Bennett suggested during the webinar: "People-oriented." "However, your secondary point of interest will be where your current budget lies."
Gardner said that as leaders have increased their attention to emerging technologies such as video capture and facial recognition that are commonly used in smart street lights, it may be backtracked.
He said: “I think there are real concerns about these technologies and they need to be dealt with in a very subtle way.”
After protests across the country have drawn attention to unfair policing, racial inequality, and seemingly limitless technical fields, video capture technology around facial recognition is attracting attention.
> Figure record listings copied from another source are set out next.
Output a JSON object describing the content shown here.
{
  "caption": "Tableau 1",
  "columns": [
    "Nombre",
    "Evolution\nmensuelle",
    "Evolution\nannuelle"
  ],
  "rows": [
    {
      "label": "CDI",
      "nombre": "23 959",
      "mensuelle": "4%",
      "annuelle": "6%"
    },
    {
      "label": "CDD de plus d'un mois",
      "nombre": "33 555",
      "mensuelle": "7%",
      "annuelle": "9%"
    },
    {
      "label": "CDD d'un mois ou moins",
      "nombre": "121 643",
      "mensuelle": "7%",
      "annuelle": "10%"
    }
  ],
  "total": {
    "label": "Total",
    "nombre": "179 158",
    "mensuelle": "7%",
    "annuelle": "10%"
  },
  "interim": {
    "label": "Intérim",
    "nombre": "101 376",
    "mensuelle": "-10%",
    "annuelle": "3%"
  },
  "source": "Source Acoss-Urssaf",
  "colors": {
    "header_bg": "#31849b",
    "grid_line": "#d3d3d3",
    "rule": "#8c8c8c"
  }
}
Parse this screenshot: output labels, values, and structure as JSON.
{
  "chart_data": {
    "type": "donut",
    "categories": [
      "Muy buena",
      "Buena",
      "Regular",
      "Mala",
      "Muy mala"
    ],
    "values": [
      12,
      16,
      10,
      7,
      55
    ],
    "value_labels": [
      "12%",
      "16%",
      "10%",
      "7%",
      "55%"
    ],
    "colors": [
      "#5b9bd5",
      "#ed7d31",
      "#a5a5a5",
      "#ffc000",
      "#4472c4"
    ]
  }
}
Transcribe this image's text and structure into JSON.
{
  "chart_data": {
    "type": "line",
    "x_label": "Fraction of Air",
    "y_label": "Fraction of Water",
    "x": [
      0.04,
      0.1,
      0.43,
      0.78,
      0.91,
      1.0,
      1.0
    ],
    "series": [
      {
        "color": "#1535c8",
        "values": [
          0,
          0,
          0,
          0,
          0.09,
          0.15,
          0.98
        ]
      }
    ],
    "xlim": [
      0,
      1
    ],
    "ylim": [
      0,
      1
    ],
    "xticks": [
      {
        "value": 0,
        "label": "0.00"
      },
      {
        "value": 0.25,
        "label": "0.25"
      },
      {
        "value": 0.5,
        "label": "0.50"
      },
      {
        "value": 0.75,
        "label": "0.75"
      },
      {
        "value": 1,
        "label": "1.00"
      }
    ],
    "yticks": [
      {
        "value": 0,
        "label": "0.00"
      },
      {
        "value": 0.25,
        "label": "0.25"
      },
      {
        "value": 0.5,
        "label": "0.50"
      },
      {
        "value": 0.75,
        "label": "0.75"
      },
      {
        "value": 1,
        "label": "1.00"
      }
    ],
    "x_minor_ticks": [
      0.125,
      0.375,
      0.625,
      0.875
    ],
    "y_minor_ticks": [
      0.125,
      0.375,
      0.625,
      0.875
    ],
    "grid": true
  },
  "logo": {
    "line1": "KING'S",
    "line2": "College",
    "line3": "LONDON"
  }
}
"I think this is a rapidly evolving field, and the situation is changing so rapidly that we really need to understand how things are going," Gardner said in response to media questions about capturing video data. Discussions about how governments should use this data. "But I think the city itself is indeed a bit procrastinating now. I don't think many cities will enter this field in the near future."
Gardner pointed out that the city’s economic recovery may take two possible paths, and pointed out that the U-shaped recovery means that the city’s financial situation will not return to normal until 2021 or 2022.
"We have seen that some existing deployments have been suspended and some new deployments have been postponed. Therefore, we do think this is a very likely situation." Gardner said that he expects the deployment of smart city projects this year to be more popular than the pandemic. The previous forecast is reduced by 25%.
Gardner said: "No matter what happens in the stock market, especially in the field of smart infrastructure, it is impossible to rebound quickly." "The supply chain is severely damaged, and the municipal budget is under too much pressure to rebound quickly."